What form does silence have? Does it have the colours of a gloomy day or the beautiful green of a May meadow? Does it have a sound? Yes, I’m sure. The distant passing of an aeroplane. An ancient cry of loneliness. A blooming flower.
Winters at the grandparents’ house in Carinthia: significant snows always came down, and I remember it as if it were now. Footprints of a child in the snow, in that white veil that became more and more enveloping. Breaths of oxygen. Occasionally, a blackbird. And then I looked up at the current cable that passed behind the trees, hidden by a thicker and more perfect layer. Here, that slight buzz under a cascade of iridescent flakes. What’s this? I had asked my grandfather while pulling the sledge. We walked towards the small church in the hamlet of Lammersdorf; up, behind our house. He explained something about the difference in potential that made the energy run in that wire.
In short, the sound of the electrical resistance, the sound of the Ohm.

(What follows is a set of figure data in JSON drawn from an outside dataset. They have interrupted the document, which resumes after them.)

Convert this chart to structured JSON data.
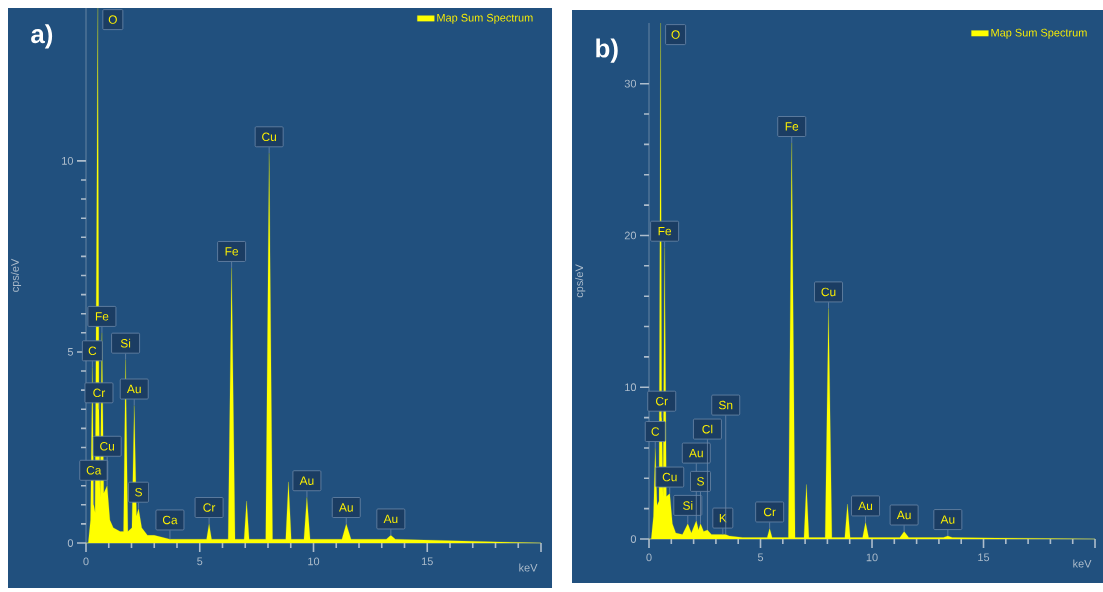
{
  "chart_data": [
    {
      "type": "area",
      "title": "**a)**",
      "xlabel": "keV",
      "ylabel": "cps/eV",
      "xlim": [
        0,
        20
      ],
      "ylim": [
        0,
        14
      ],
      "xticks": [
        0,
        5,
        10,
        15,
        {
          "value": 20,
          "label": null
        }
      ],
      "yticks": [
        0,
        5,
        10
      ],
      "legend": "top right",
      "x": [
        0,
        0.1,
        0.2,
        0.28,
        0.34,
        0.4,
        0.52,
        0.57,
        0.62,
        0.7,
        0.78,
        0.93,
        1.05,
        1.2,
        1.5,
        1.65,
        1.74,
        1.84,
        2.02,
        2.12,
        2.22,
        2.31,
        2.45,
        2.7,
        3.0,
        3.69,
        4.2,
        5.3,
        5.41,
        5.52,
        6.25,
        6.4,
        6.55,
        6.95,
        7.06,
        7.17,
        7.9,
        8.05,
        8.2,
        8.78,
        8.9,
        9.02,
        9.58,
        9.71,
        9.85,
        11.25,
        11.44,
        11.65,
        13.2,
        13.4,
        13.6,
        20
      ],
      "series": [
        {
          "name": "Map Sum Spectrum",
          "color": "#ffff00",
          "values": [
            0,
            0,
            0.6,
            4.6,
            1.0,
            0.8,
            14,
            3.5,
            1.2,
            5.5,
            1.3,
            1.5,
            0.6,
            0.4,
            0.3,
            0.3,
            4.8,
            0.3,
            0.4,
            3.6,
            0.7,
            0.9,
            0.4,
            0.2,
            0.2,
            0.1,
            0.1,
            0.1,
            0.5,
            0.1,
            0.1,
            7.2,
            0.1,
            0.1,
            1.1,
            0.1,
            0.1,
            10.2,
            0.1,
            0.1,
            1.6,
            0.1,
            0.1,
            1.2,
            0.1,
            0.1,
            0.5,
            0.1,
            0.1,
            0.2,
            0.1,
            0
          ]
        }
      ],
      "annotations": [
        {
          "text": "Ca",
          "x": 0.34,
          "y": 1.0
        },
        {
          "text": "C",
          "x": 0.28,
          "y": 4.6
        },
        {
          "text": "O",
          "x": 0.52,
          "y": 14
        },
        {
          "text": "Cr",
          "x": 0.57,
          "y": 3.5
        },
        {
          "text": "Fe",
          "x": 0.7,
          "y": 5.5
        },
        {
          "text": "Cu",
          "x": 0.93,
          "y": 1.5
        },
        {
          "text": "Si",
          "x": 1.74,
          "y": 4.8
        },
        {
          "text": "Au",
          "x": 2.12,
          "y": 3.6
        },
        {
          "text": "S",
          "x": 2.31,
          "y": 0.9
        },
        {
          "text": "Ca",
          "x": 3.69,
          "y": 0.1
        },
        {
          "text": "Cr",
          "x": 5.41,
          "y": 0.5
        },
        {
          "text": "Fe",
          "x": 6.4,
          "y": 7.2
        },
        {
          "text": "Cu",
          "x": 8.05,
          "y": 10.2
        },
        {
          "text": "Au",
          "x": 9.71,
          "y": 1.2
        },
        {
          "text": "Au",
          "x": 11.44,
          "y": 0.5
        },
        {
          "text": "Au",
          "x": 13.4,
          "y": 0.2
        }
      ]
    },
    {
      "type": "area",
      "title": "**b)**",
      "xlabel": "keV",
      "ylabel": "cps/eV",
      "xlim": [
        0,
        20
      ],
      "ylim": [
        0,
        34
      ],
      "xticks": [
        0,
        5,
        10,
        15,
        {
          "value": 20,
          "label": null
        }
      ],
      "yticks": [
        0,
        10,
        20,
        30
      ],
      "legend": "top right",
      "x": [
        0,
        0.1,
        0.2,
        0.28,
        0.36,
        0.45,
        0.52,
        0.57,
        0.63,
        0.7,
        0.78,
        0.93,
        1.05,
        1.2,
        1.5,
        1.74,
        1.9,
        2.12,
        2.22,
        2.31,
        2.45,
        2.62,
        2.8,
        3.31,
        3.44,
        3.6,
        4.2,
        5.3,
        5.41,
        5.52,
        6.25,
        6.4,
        6.55,
        6.95,
        7.06,
        7.17,
        7.9,
        8.05,
        8.2,
        8.78,
        8.9,
        9.02,
        9.58,
        9.71,
        9.85,
        11.25,
        11.44,
        11.65,
        13.2,
        13.4,
        13.6,
        20
      ],
      "series": [
        {
          "name": "Map Sum Spectrum",
          "color": "#ffff00",
          "values": [
            0,
            0,
            1.5,
            6,
            2.2,
            2.5,
            34,
            8,
            2.8,
            19.2,
            2.8,
            3.0,
            1.0,
            0.4,
            0.3,
            1.0,
            0.4,
            1.2,
            0.6,
            1.0,
            0.5,
            0.6,
            0.3,
            0.3,
            0.3,
            0.2,
            0.1,
            0.1,
            0.7,
            0.1,
            0.1,
            26.1,
            0.1,
            0.1,
            3.6,
            0.1,
            0.1,
            15.2,
            0.1,
            0.1,
            2.3,
            0.1,
            0.1,
            1.1,
            0.1,
            0.1,
            0.5,
            0.1,
            0.1,
            0.2,
            0.1,
            0
          ]
        }
      ],
      "annotations": [
        {
          "text": "C",
          "x": 0.28,
          "y": 6
        },
        {
          "text": "O",
          "x": 0.52,
          "y": 34
        },
        {
          "text": "Cr",
          "x": 0.57,
          "y": 8
        },
        {
          "text": "Fe",
          "x": 0.7,
          "y": 19.2
        },
        {
          "text": "Cu",
          "x": 0.93,
          "y": 3.0
        },
        {
          "text": "Si",
          "x": 1.74,
          "y": 1.0
        },
        {
          "text": "Au",
          "x": 2.12,
          "y": 1.2
        },
        {
          "text": "S",
          "x": 2.31,
          "y": 1.0
        },
        {
          "text": "Cl",
          "x": 2.62,
          "y": 0.6
        },
        {
          "text": "K",
          "x": 3.31,
          "y": 0.3
        },
        {
          "text": "Sn",
          "x": 3.44,
          "y": 0.3
        },
        {
          "text": "Cr",
          "x": 5.41,
          "y": 0.7
        },
        {
          "text": "Fe",
          "x": 6.4,
          "y": 26.1
        },
        {
          "text": "Cu",
          "x": 8.05,
          "y": 15.2
        },
        {
          "text": "Au",
          "x": 9.71,
          "y": 1.1
        },
        {
          "text": "Au",
          "x": 11.44,
          "y": 0.5
        },
        {
          "text": "Au",
          "x": 13.4,
          "y": 0.2
        }
      ]
    }
  ]
}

For me, silence has always had this formula: a slight hum, a resistance in the white, something invisible and very soft. And then, that happy slide with the Rodel, the wooden sledge, fast along the road and the grandfather who covered me from the cold air with his Loden cloak.

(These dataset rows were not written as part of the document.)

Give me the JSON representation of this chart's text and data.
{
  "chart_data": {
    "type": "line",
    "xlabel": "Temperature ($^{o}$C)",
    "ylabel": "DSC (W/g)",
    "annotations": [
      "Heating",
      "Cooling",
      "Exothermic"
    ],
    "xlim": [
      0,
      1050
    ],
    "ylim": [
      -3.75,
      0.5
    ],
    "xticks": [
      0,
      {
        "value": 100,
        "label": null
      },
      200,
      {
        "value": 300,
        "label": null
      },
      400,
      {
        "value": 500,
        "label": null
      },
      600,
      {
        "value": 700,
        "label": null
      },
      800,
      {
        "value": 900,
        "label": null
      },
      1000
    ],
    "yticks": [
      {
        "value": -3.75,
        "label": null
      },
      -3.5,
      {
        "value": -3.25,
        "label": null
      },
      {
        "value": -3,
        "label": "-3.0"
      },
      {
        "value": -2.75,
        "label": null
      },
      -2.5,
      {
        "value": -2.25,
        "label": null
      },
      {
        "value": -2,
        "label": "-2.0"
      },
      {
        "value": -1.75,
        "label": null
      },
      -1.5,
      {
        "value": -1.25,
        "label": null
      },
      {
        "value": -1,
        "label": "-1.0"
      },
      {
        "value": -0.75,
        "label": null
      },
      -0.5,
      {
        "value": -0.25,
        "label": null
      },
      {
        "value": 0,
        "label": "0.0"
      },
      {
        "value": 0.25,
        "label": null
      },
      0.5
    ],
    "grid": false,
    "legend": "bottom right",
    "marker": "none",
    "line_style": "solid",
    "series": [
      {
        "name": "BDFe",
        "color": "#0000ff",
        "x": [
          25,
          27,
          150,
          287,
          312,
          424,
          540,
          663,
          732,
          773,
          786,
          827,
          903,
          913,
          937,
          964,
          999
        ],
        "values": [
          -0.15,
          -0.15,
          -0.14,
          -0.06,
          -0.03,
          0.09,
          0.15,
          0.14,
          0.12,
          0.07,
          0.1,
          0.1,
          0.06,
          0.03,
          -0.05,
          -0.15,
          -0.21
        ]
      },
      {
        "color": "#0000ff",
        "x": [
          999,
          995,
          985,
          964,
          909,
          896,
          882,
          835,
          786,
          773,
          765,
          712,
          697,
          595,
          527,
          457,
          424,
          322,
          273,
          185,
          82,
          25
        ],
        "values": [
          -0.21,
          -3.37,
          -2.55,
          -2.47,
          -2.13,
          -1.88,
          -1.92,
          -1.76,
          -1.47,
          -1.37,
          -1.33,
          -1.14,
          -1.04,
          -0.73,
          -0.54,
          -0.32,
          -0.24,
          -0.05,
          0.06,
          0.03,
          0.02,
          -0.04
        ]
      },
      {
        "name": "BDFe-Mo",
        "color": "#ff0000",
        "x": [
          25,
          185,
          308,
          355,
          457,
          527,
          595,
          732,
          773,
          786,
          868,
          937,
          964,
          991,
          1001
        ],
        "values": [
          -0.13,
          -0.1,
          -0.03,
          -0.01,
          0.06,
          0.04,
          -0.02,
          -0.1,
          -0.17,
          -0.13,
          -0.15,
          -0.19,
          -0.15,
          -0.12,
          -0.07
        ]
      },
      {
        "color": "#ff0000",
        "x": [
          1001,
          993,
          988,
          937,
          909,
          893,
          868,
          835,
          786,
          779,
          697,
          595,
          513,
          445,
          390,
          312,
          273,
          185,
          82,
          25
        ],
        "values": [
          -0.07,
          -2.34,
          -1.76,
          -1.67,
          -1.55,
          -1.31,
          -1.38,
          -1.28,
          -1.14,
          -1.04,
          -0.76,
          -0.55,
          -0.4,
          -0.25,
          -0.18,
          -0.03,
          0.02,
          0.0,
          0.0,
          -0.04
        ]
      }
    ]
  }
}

Then I grew up, and in life, that metaphor of white and gentle resistance and the vibration of OM returned to the awareness of my long journey of inner and spiritual research. So again, in meditations, to evoke that pristine state, that lucid presence of the self in an unfathomable silence. You focus on the breath intensely in front of that emptiness that could terrify you. You have the feeling of being there, on the edge of a precipice, but you rely on it. Completely. And you let yourself abandon into a light vault.
Here and now.
‘Observe a few moments of silence’. I had never asked myself the meaning of this saying. It would be enough to keep quiet, I thought, stop chatting and make useless noise. It would already be magnificent in this social form that always wants us to participate, be active, and on point at the cost of being bothered by a continuous and useless noise. Many, too many words! To catalogue, refute, expose, protest, ironize. This or that. Good or bad, friend or foe. I have read many thoughts, articles, controversies, encouragement, trending and countertrend articles.
“How is it that I haven’t had my say on the virus yet? – my little mephitic ego tickled me these days – I would have arguments, and how! ” And instead, I chose silence. Now is the time.

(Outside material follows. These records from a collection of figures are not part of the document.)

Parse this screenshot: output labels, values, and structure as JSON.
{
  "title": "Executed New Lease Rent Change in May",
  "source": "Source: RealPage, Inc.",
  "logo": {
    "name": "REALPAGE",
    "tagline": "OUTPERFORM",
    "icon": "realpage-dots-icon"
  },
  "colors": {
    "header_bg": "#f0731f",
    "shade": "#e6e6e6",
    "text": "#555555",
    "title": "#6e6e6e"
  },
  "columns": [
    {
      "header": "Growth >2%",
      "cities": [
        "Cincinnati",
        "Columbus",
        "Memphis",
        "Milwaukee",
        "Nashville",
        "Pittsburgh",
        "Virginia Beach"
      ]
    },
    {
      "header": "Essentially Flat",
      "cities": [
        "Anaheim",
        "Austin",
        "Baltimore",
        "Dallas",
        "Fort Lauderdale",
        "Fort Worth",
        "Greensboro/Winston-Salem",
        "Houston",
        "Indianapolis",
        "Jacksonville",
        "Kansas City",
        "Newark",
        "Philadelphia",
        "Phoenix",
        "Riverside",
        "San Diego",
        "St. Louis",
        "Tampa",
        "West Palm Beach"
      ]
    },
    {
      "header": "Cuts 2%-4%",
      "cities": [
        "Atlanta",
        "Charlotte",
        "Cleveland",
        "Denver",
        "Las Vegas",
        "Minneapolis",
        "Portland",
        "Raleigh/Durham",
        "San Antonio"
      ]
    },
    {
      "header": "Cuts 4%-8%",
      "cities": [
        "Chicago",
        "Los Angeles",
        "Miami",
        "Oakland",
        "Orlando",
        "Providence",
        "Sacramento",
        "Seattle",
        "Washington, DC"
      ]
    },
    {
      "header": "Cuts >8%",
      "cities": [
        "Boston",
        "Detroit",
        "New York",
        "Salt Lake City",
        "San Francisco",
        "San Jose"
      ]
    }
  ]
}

In an attentive, resilient and not at all resigned presence, I stopped trying to give myself explanations. So much this test is infinitely greater than our sublime, hypercritical and intellectual mind can even remotely imagine. Yes, I observe the silence. To welcome new inspirations, listen to my intuition. Get back on that sledge and scream with joy, imagining, as then, a future full of beautiful things in the shelter of a reassuring embrace.
Today, the last step before an astonished setback. After that, the chatter of the mind is silent. I stand up, and from the infinite and luminous centre of my silence, I honour the transformation of the old world. Nothing will be the same again, and I will no longer need to feel excluded.
I welcome myself with love and a few whispered words: welcome to the new!